Whether perfect happiness would be procured by perfect goodness, this world will never afford an opportunity of deciding. But this, at least, may be maintained, that we do not always find visible happiness in proportion to visible virtue. All natural and almost all political evils are incident alike to the bad and good: they are confounded in the misery of a famine, and not much distinguished in the fury of a faction; they sink together in a tempest, and are driven together from their country by invaders. All that virtue can afford is quietness of conscience, a steady prospect of a happier state; this may enable us to endure calamity with patience; but remember that patience must suppose pain. (ch. xxvii)

These words are remarkable for their poignancy and introspection. One senses that mortality is weighing heavily on Johnson as he pens them, anxiously awaiting the word from Litchfield of his mother’s condition.

We must each of us cultivate our own garden. That must indeed be the most enduring image that Voltaire crafted; its fascination has held for centuries (one thinks, for instance, of Jerzy Kosinski’s modern classic Being There in which Chauncey-the-Gardener’s use of the expression is literal, but the meaning of Voltaire is instantly understood. That is a fitting tribute to the power of Voltaire and his Candide).

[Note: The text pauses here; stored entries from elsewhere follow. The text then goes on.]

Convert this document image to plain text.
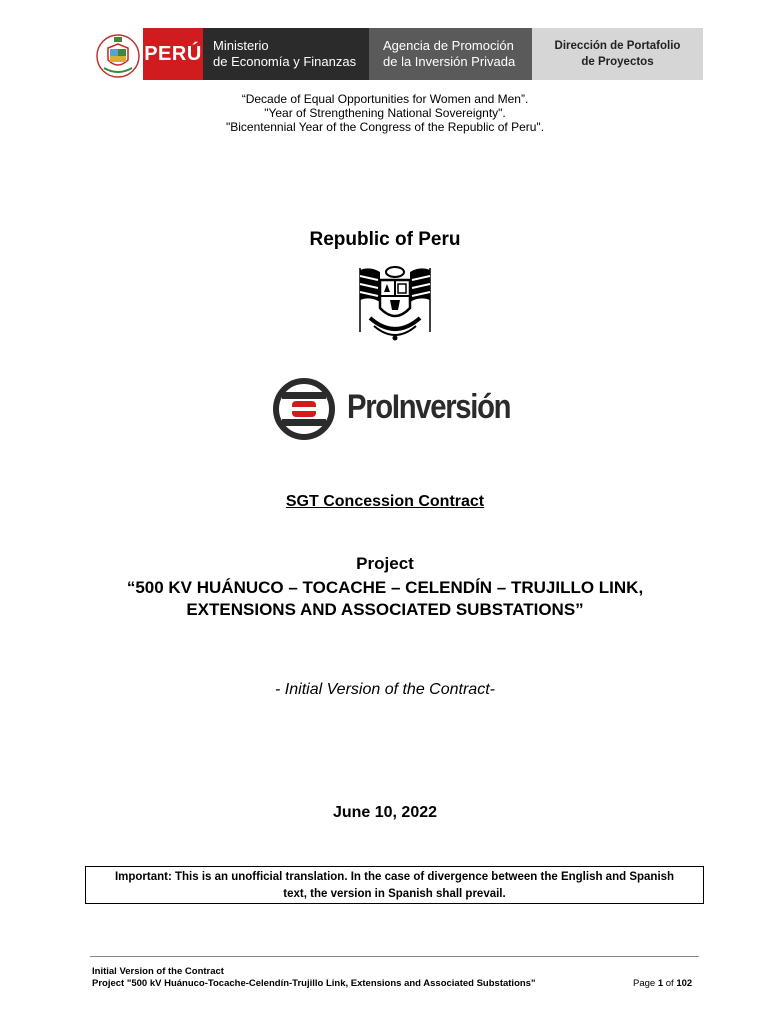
PERÚ Ministerio
de Economía y Finanzas
Agencia de Promoción
de la Inversión Privada
Dirección de Portafolio
de Proyectos
“Decade of Equal Opportunities for Women and Men”.
"Year of Strengthening National Sovereignty".
"Bicentennial Year of the Congress of the Republic of Peru".
Republic of Peru
ProInversión
SGT Concession Contract
Project
“500 KV HUÁNUCO – TOCACHE – CELENDÍN – TRUJILLO LINK,
EXTENSIONS AND ASSOCIATED SUBSTATIONS”
- Initial Version of the Contract-
June 10, 2022
Important: This is an unofficial translation. In the case of divergence between the English and Spanish
text, the version in Spanish shall prevail.
Initial Version of the Contract
Project "500 kV Huánuco-Tocache-Celendín-Trujillo Link, Extensions and Associated Substations"	Page 1 of 102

For Johnson and Voltaire, this garden begins in the mind, but it does not end there. The duty to cultivate passes as well to the sphere of human interaction, to the recognition of common bands with family, community, nation and humankind. For Johnson, these notions spring from a profound conservatism–a commitment to preserve the attainments of his nation and culture; a heartfelt embrace of precepts of Christianity as a force for the sublimation of the uglier aspects of the human character. Voltaire is somewhat sympathetic to this attitude. For him Christianity is a good thing, but, he says, the organized church has wrought as much mischief as good in human history. Moreover, Voltaire believes that the organized church has tended to emphasize the counter-rational elements of faith to bolster its own power, but in so doing it creates grave obstacles for human advancement. This is another important difference to be found in the hidden folds of Rasselas and Candide. But viewed in the context of the societies in which they were born and lived, it is somehow easy to understand these differences, and to reconcile them.

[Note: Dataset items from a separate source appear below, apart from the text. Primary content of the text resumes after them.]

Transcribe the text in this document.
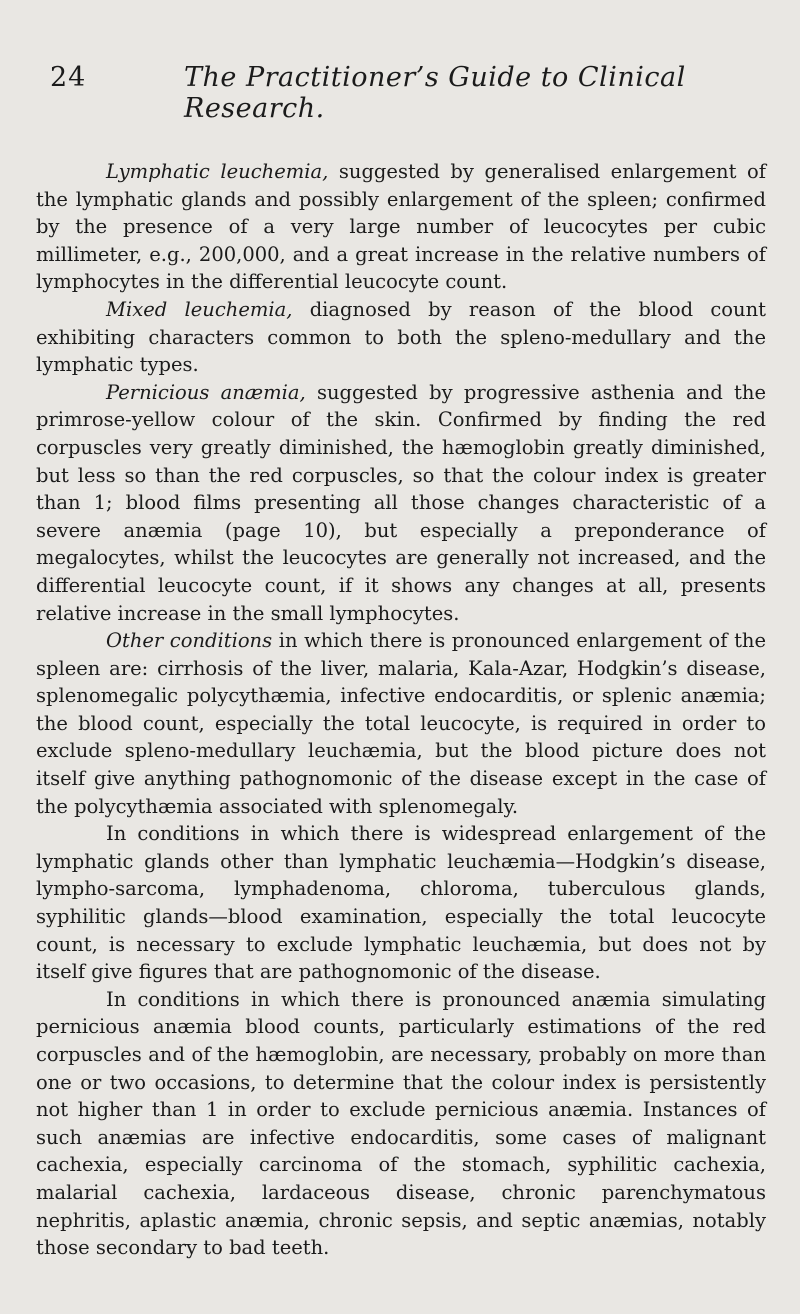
24	The Practitioner’s Guide to Clinical Research.

Lymphatic leuchemia, suggested by generalised enlargement of the lymphatic glands and possibly enlargement of the spleen; confirmed by the presence of a very large number of leucocytes per cubic millimeter, e.g., 200,000, and a great increase in the relative numbers of lymphocytes in the differential leucocyte count.

Mixed leuchemia, diagnosed by reason of the blood count exhibiting characters common to both the spleno-medullary and the lymphatic types.

Pernicious anæmia, suggested by progressive asthenia and the primrose-yellow colour of the skin. Confirmed by finding the red corpuscles very greatly diminished, the hæmoglobin greatly diminished, but less so than the red corpuscles, so that the colour index is greater than 1; blood films presenting all those changes characteristic of a severe anæmia (page 10), but especially a preponderance of megalocytes, whilst the leucocytes are generally not increased, and the differential leucocyte count, if it shows any changes at all, presents relative increase in the small lymphocytes.

Other conditions in which there is pronounced enlargement of the spleen are: cirrhosis of the liver, malaria, Kala-Azar, Hodgkin’s disease, splenomegalic polycythæmia, infective endocarditis, or splenic anæmia; the blood count, especially the total leucocyte, is required in order to exclude spleno-medullary leuchæmia, but the blood picture does not itself give anything pathognomonic of the disease except in the case of the polycythæmia associated with splenomegaly.

In conditions in which there is widespread enlargement of the lymphatic glands other than lymphatic leuchæmia—Hodgkin’s disease, lympho-sarcoma, lymphadenoma, chloroma, tuberculous glands, syphilitic glands—blood examination, especially the total leucocyte count, is necessary to exclude lymphatic leuchæmia, but does not by itself give figures that are pathognomonic of the disease.

In conditions in which there is pronounced anæmia simulating pernicious anæmia blood counts, particularly estimations of the red corpuscles and of the hæmoglobin, are necessary, probably on more than one or two occasions, to determine that the colour index is persistently not higher than 1 in order to exclude pernicious anæmia. Instances of such anæmias are infective endocarditis, some cases of malignant cachexia, especially carcinoma of the stomach, syphilitic cachexia, malarial cachexia, lardaceous disease, chronic parenchymatous nephritis, aplastic anæmia, chronic sepsis, and septic anæmias, notably those secondary to bad teeth.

There is an enormous amount of wisdom in these two short works. Each could be read in a single sitting. But they deserve to be read, pondered and savored. They need some time. Under a simplistic outer skin are many more layers of meaning. In the end both works are concerned with a philosophy of life. How should we use our lives? How do we allocate our lives between the vita activa and the vita contemplativa? What duties do we owe those around us? They ask, consider different answers, and ask again. They promise no ultimate answers. But they warn us against a life that falls into the mundane rut of the careerist, the money-maker, the shallow figure obsessed with the mercurial promises of beauty, pleasure, and fame. They admonish to skepticism, to a philosophical disposition, but also to engagement.

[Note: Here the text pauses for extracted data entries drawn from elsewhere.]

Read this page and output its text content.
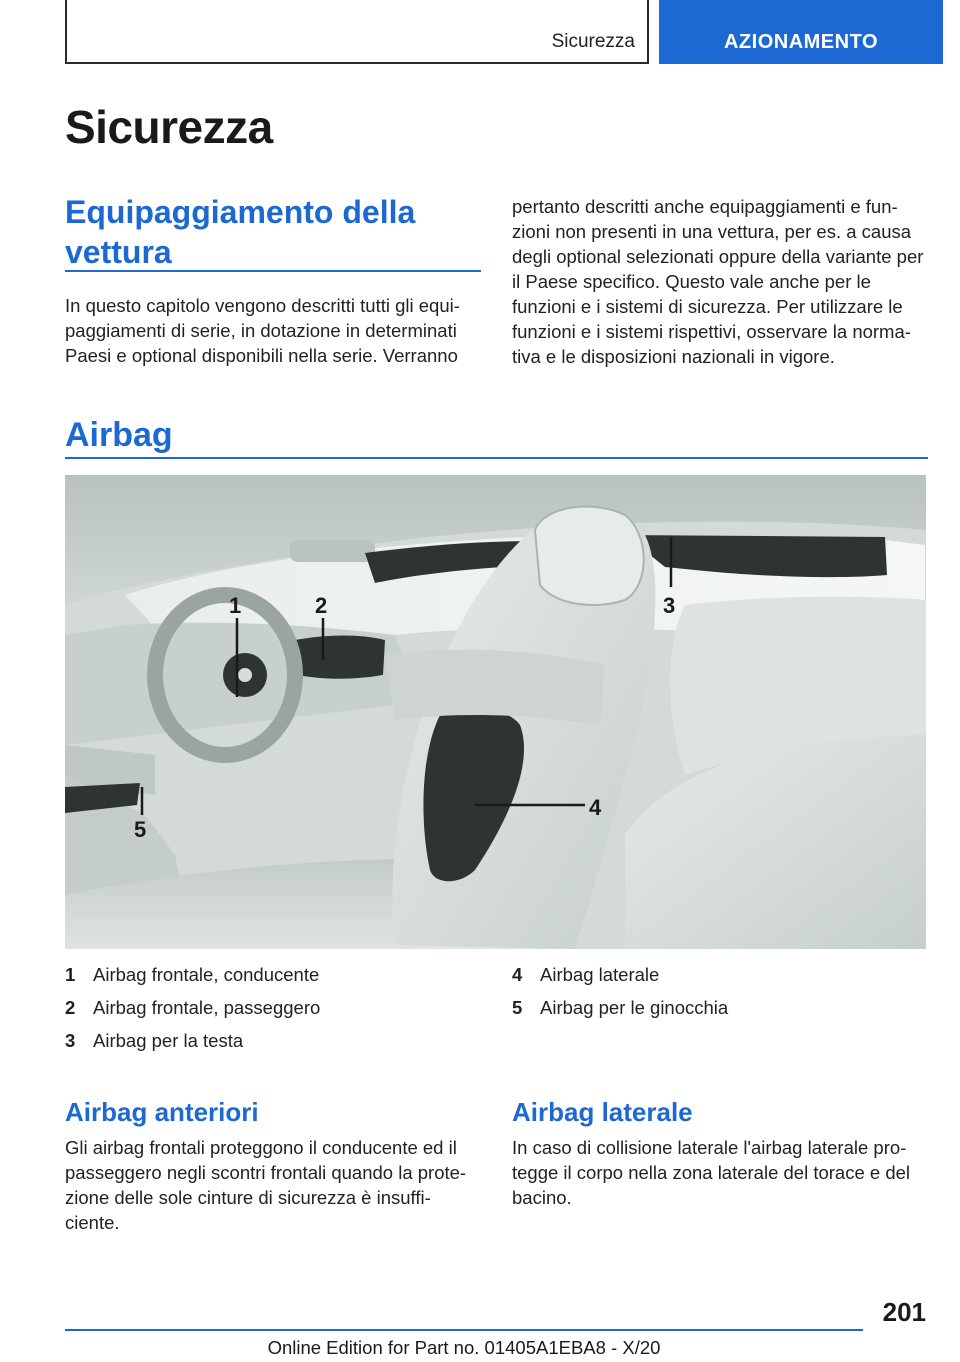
Sicurezza	AZIONAMENTO
Sicurezza
Equipaggiamento della vettura
In questo capitolo vengono descritti tutti gli equi-paggiamenti di serie, in dotazione in determinati Paesi e optional disponibili nella serie. Verranno
pertanto descritti anche equipaggiamenti e fun-zioni non presenti in una vettura, per es. a causa degli optional selezionati oppure della variante per il Paese specifico. Questo vale anche per le funzioni e i sistemi di sicurezza. Per utilizzare le funzioni e i sistemi rispettivi, osservare la norma-tiva e le disposizioni nazionali in vigore.
Airbag
1	2	3
4
5
1 Airbag frontale, conducente
2 Airbag frontale, passeggero
3 Airbag per la testa
4 Airbag laterale
5 Airbag per le ginocchia
Airbag anteriori
Gli airbag frontali proteggono il conducente ed il passeggero negli scontri frontali quando la prote-zione delle sole cinture di sicurezza è insuffi-ciente.
Airbag laterale
In caso di collisione laterale l'airbag laterale pro-tegge il corpo nella zona laterale del torace e del bacino.
201
Online Edition for Part no. 01405A1EBA8 - X/20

Summer is here. The time has come to cultivate our gardens; and prepare our reading lists. By all means pick up a bestseller or two, but also consider adding Rasselas to your reading list. And an added summer-time bonus: it contains the first description of air conditioning in modern literature.

Voltaire’s work was one of the great bestsellers of the age and has passed into the canon of world literature. It has become the subject of an important opera and the topic of countless literary allusions. It is the one hundred pages that describe the Age of Reason. Johnson’s work has not achieved such celebrity. But in this, I think the judgment of time has perhaps been unfair. Johnson’s is decidedly the greater, the more enduring, the fairer and wiser of these two altogether similar works. It is the voice of reason without the sharp retort of ridicule. In it a voice of humanity speaks across the ages.